Wednesday, July 18, 2012

360º of MOZART

Wolfgang Amadeus Mozart, here, reporting from NYC in the 21st Century, and I must say, it is a bit more exciting than Vienna in the 18th.  Of course, back then Americans were preoccupied with asserting their independence, and not much concerned with culture.  But now - oh, my dear, the new world's innovations in music and concert presentations literally make my heart dance!  I must thank Mme. Moreno for providing me with the most exciting evening I've experienced in centuries.    

MM:  That concert was over two weeks ago, Amade.  A little late in your posting, aren't you?

WAM:  My dear, I see no room for criticism on your part, considering that you have not been heard from in well over a year.

MM:  Touche.  Anyway, I'm happy you enjoyed the concert.  I certainly did.  But then, you know I always love hearing your music.  Especially the work you composed during your Vienna days.
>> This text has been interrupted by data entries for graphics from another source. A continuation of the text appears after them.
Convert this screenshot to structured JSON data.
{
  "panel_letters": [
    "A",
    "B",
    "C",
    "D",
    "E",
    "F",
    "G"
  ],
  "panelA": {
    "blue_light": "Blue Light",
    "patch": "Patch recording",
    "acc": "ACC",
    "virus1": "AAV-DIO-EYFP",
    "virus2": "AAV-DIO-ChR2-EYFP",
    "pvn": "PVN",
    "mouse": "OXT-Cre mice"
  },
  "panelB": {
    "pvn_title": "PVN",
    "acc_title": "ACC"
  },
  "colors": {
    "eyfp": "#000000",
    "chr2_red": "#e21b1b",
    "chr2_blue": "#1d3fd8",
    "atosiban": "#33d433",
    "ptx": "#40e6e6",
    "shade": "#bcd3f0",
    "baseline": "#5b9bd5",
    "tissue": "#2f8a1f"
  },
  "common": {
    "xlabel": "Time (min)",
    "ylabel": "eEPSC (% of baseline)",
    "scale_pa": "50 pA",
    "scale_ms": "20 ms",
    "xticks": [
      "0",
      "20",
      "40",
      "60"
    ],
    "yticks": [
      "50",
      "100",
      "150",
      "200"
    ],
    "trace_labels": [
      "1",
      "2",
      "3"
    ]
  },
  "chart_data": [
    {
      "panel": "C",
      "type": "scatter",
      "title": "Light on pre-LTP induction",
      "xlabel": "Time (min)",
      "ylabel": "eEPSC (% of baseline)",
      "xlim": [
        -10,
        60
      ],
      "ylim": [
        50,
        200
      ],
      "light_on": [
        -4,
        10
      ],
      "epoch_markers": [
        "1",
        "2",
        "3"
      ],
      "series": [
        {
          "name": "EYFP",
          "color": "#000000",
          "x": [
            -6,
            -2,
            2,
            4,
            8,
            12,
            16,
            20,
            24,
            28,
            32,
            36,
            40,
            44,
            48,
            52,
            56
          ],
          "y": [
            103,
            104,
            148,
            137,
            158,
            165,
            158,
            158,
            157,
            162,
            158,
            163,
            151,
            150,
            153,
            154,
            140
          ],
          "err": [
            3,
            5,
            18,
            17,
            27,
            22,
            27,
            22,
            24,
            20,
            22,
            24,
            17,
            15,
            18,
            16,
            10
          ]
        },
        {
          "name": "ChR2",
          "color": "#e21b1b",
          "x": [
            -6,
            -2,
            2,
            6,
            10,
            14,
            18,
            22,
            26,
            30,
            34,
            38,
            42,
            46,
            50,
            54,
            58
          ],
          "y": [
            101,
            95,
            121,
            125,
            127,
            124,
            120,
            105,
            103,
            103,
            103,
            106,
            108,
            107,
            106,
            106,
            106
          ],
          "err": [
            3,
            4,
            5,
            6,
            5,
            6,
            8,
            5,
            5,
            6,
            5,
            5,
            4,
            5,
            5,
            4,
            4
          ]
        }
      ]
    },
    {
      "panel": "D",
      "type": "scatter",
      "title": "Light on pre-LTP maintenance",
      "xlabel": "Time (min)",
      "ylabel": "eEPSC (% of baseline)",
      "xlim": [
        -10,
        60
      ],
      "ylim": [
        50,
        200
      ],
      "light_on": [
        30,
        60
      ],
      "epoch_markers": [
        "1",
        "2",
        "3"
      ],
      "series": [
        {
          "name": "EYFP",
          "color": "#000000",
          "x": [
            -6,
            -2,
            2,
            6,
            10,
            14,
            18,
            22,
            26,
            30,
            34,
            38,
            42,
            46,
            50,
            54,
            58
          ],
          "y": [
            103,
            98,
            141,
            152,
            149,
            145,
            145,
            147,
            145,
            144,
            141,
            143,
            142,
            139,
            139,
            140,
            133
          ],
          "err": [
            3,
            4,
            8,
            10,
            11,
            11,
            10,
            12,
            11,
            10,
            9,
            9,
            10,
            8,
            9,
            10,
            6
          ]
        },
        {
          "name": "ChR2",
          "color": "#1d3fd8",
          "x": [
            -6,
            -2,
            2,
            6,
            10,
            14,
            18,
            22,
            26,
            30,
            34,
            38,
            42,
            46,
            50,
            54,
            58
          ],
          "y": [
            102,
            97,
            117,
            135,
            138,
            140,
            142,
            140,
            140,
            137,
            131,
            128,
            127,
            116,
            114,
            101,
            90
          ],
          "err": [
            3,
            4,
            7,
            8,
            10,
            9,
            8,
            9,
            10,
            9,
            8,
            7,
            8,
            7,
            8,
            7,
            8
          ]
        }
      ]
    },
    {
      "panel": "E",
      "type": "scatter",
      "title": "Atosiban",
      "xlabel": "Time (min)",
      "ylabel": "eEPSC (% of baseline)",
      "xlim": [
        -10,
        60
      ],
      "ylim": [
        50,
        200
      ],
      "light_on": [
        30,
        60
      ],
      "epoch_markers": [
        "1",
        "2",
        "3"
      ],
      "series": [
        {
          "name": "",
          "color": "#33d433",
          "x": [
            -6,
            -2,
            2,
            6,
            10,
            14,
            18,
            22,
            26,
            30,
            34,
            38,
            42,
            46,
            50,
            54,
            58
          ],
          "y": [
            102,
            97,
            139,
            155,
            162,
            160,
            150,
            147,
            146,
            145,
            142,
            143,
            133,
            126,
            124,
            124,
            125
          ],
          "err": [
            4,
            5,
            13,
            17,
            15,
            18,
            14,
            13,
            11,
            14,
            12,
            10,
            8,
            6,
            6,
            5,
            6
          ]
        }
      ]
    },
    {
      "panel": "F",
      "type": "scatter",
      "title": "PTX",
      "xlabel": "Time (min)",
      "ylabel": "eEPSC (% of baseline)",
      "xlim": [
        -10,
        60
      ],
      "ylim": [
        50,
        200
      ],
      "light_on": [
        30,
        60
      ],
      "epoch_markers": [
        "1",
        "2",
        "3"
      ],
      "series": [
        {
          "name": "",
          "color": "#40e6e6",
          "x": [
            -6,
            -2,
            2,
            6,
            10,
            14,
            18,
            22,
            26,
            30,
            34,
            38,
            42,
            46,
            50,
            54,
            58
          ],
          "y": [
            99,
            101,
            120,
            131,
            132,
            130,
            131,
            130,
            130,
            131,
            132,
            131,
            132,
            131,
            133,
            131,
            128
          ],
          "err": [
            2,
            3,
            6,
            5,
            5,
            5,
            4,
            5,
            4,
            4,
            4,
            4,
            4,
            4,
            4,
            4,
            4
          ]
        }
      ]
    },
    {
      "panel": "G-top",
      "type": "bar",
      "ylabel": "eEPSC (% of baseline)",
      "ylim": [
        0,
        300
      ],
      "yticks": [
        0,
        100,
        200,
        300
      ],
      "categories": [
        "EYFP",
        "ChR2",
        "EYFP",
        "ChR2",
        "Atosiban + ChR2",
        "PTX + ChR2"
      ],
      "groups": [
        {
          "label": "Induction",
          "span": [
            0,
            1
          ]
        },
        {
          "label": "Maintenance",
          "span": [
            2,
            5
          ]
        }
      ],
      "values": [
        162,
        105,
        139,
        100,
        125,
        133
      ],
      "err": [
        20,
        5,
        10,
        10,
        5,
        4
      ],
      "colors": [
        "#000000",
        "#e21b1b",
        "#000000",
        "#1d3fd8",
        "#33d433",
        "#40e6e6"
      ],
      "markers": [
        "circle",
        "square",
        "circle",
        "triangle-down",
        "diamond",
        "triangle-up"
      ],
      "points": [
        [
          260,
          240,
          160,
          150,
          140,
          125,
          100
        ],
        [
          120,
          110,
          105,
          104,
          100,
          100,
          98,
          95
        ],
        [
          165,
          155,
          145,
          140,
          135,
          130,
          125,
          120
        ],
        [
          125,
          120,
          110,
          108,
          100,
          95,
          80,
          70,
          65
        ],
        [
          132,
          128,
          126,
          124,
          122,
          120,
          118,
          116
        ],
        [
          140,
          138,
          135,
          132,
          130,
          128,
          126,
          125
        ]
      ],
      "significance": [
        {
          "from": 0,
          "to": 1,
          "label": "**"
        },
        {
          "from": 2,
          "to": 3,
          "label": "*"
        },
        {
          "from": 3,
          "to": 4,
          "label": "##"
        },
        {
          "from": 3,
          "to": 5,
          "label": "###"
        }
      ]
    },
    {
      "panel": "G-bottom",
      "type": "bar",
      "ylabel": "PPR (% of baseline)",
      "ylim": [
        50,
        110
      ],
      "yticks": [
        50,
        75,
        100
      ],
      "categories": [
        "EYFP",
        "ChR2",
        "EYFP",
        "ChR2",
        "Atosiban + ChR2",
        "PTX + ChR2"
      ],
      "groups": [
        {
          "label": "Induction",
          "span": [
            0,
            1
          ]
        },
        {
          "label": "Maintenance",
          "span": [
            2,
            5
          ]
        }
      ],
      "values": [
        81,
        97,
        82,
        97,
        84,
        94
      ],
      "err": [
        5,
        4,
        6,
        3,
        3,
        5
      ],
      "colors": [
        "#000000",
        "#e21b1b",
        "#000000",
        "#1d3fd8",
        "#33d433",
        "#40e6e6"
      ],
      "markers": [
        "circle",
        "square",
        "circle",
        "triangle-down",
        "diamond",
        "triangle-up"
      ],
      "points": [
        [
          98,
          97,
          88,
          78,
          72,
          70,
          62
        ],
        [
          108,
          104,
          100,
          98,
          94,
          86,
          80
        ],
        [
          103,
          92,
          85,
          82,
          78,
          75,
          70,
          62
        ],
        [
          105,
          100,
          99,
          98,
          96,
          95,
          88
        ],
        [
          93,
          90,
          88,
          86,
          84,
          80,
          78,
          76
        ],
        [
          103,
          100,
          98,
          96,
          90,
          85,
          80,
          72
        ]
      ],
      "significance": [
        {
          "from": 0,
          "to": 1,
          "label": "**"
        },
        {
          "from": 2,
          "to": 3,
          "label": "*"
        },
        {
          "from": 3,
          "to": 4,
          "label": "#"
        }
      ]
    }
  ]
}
WAM:   Enjoyment is too modest a word for the emotions I felt whilst observing my Act I Finale from Don Giovanni performed in a most unique venue.  I believe "enraptured" would be more appropriate.  I must congratulate your generation on its innovation in concert programming, particularly as it applies to my music.

MM:  My friend is referring to the NY Philharmonic's concert presented in the drill room at the Park Avenue Armory on June 30, billed as "Philharmonic 360."  It was surround sound without benefit of Bose speakers.  And it was enhanced by lighting and living theater.

As we entered the drill room, we were greeted by a display of statues depicting women in 18th century gowns and powdered wigs.  At least I thought they were statues, until one by one, they started making subtle gestures like winks, smiles, and unobtrusive head turns.

WAM:  I could have sworn I saw my dear little wife, Constanze, in the milieu.

MM:  The audience was seated on risers, set up stadium style, with three stages for the orchestra interspersed among them.  There were also ensembles set up on a catwalk on either side of the room, as well as a group of woodwinds and percussion within our section.  The idea here was to perform spatial music the way the composers originally intended.

WAM:  My Don Giovanni Act I finale takes place in the scoundrel's castle, where he is entertaining a large group of guests that consists of both peasants and aristocracy.  I, in my genius, succeeded in composing a score that consists of three orchestras playing simultaneously in three different styles:  There was the main orchestra, usually seated in the pit, accompanying the arias and recitative, and two off-stage orchestras, one playing a minuet in 3/4 time for the aristocrats' dance of preference, the other playing a countredance in 2/4 time, popular among what you might now call the "middle class."  Later, another ensemble joins in, playing a German teisch, so popular among the peasants.

One might think that this would result in a cacophony, and in the hands of a lesser composer it might well have.  But I managed to weave all these disparate elements into harmonious bliss. 

MM:  Yes, you did, and the way the Philharmonic presented it was blissful, as well.  Before the Don Giovanni, the orchestra(s) played two other spatial pieces, by Gabrieli and Pierre Boulez.  While the setting up for the Mozart, the audience's attention was distracted by the living "statues," who ran into the room and performed a little theater, engaging with the audience members who were seated in the middle of the room, and pretending to sip champagne.  It turned out that these people were the chorus that accompanied the soloists.

Several of the soloists were seated, unnoticed, among the audience and would simply stand up at the appropriate times for their entrances and sing as they made their way down to the center of the room.  

WAM:  I couldn't have staged it better myself.  Well, I really couldn't, because the Vienna Staatsopera would not have allowed such intricate choreography.

MM:  The evening was rounded out by Stockhausen's Groupen, written for three orchestras, and Charles Ives "The Unanswered Question," a riveting piece that features the strings and woodwinds playing pianissimo and a lone trumpet repeating its poignant question throughout.  I left the Armory feeling as if I'd just had a gourmet musical meal, and so grateful to be living in New York.

WAM:  Yes, my dear, I will agree that your New York is growing on me, as well.  What's on for us next?

MM:  Tonight,  Madama Butterfly in the park!

WAM:  Hmm...yes, Puccini has his charms, as well.